Обратное происходит в революции 1848 года.
Пролетарская партия выступает как придаток мелкобуржуазной демократической
партии. Последняя ей изменяет и способствует ее поражению 16 апреля, 15 мая и в
июньские дни. Демократическая партия, в свою очередь, опирается на плечи
буржуазно-республиканской партии. Не успели буржуазные республиканцы
почувствовать себя твердо на ногах, как они сбрасывают с себя докучливых
товарищей и сами опираются на плечи партии порядка. Партия порядка поводит
плечами, опрокидывает буржуазных республиканцев и сама спешит усесться на плечи
вооруженной силы. Она еще продолжает думать, что сидит у нее на плечах, когда в
одно прекрасное утро обнаруживает, что эти плечи превратились в штыки. Каждая
партия лягает напирающую на нее сзади партию и упирается в спину той партии,
которая толкает ее назад. Неудивительно, что в этой смешной позе она теряет
равновесие и падает, корча неизбежные гримасы и выделывая удивительные курбеты.

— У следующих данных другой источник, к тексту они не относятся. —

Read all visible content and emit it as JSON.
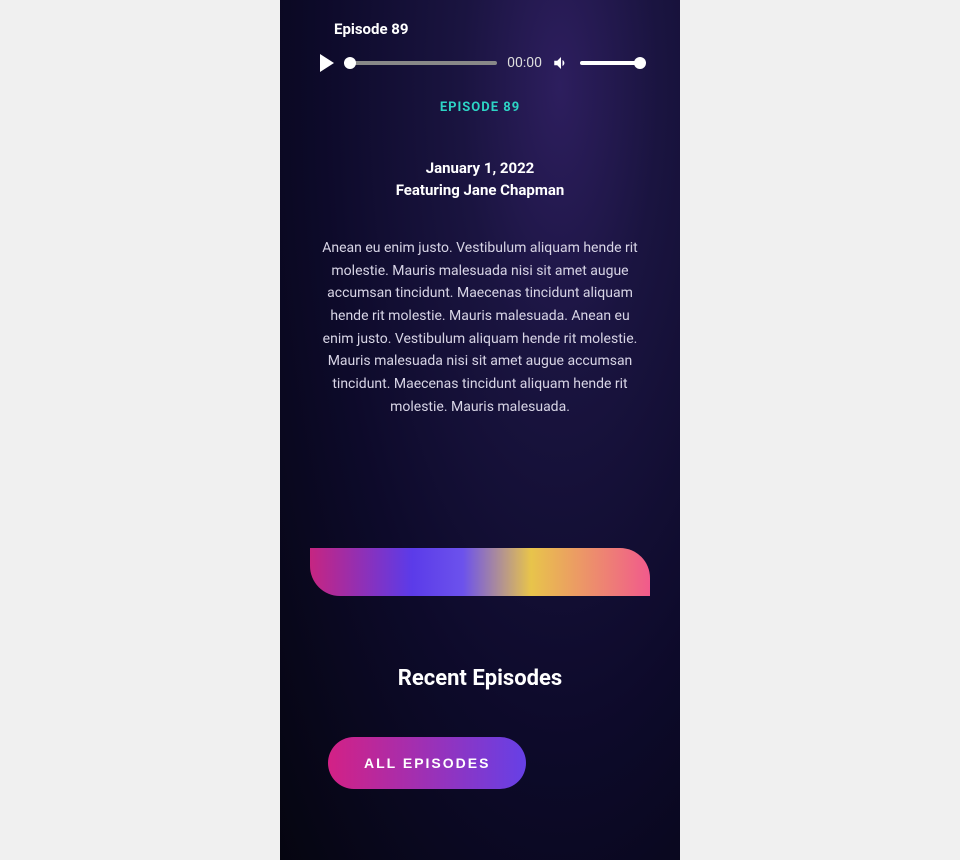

Революция движется, таким образом, по нисходящей линии. Она оказывается
втянутой в это попятное движение еще прежде, чем была убрана последняя
февральская баррикада и установлена первая революционная власть.

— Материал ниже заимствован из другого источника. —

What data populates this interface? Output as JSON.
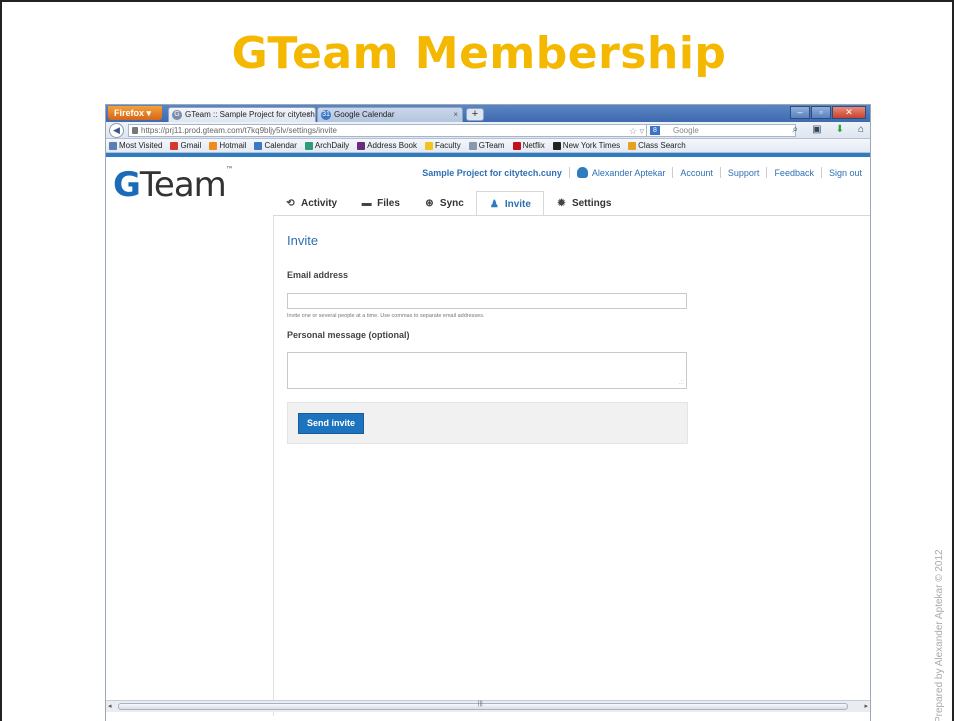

Период, с которым мы имеем дело, заключает
в себе самую пеструю смесь вопиющих противоречий: перед нами
конституционалисты, открыто организующие заговоры против конституции,
революционеры, открыто признающие себя сторонниками конституционных действий,
Национальное собрание, желающее быть всесильным и неизменно ведущее себя
по-парламентски; Гора, видящая свое призвание в терпении и возмещающая свои
поражения в настоящем предсказаниями побед в будущем; роялисты в роли patres conscripti {сенаторов}
республики, вынужденные обстоятельствами удерживать, за границей враждующие
между собой королевские династии, приверженцами которых они являются, а во
Франции поддерживать республику, которую они ненавидят; исполнительная власть,
видящая силу в своей слабости и свой престиж во внушаемом ею презрении; республика,
представляющая собой не что иное, как сочетание подлейших сторон двух монархий
— Реставрации и Июльской монархии — под ярлыком империи; союзы, в основе
которых лежит разъединение; борьба, основной закон которой — не доводить борьбы
до конца; разнузданная бессодержательная агитация — во имя спокойствия;
торжественнейшая проповедь спокойствия — во имя революции; страсти, лишенные
истины; истины, лишенные страсти; герои без подвигов; история без событий;
развитие, единственной движущей силой которого является, по-видимому, календарь
и которое утомляет монотонным повторением одних и тех же состояний
напряженности и разрядки; противоположности, периодически доходящие до высшей
точки как будто только для того, чтобы притупиться и сойти на нет, не будучи в
состоянии разрешиться; претенциозно выставляемые напоказ усилия и мещанский
страх перед надвигающимся светопреставлением в то время, как спасители мира
предаются самым мелочным интригам и придворному комедиантству, напоминая своей
беспечностью скорее времена Фронды, чем страшный суд; официальный совокупный
гений всей Франции, посрамленный лукавой тупостью одного человека; всеобщая
воля нации, ищущая себе — всякий раз, как она проявляется во всеобщем
голосовании, — достойного выражения в лице закоренелых врагов интересов масс,
пока она, наконец, не находит его в своеволии одного флибустьера. Если
какая-либо страница истории написана сплошь серыми красками, то именно эта.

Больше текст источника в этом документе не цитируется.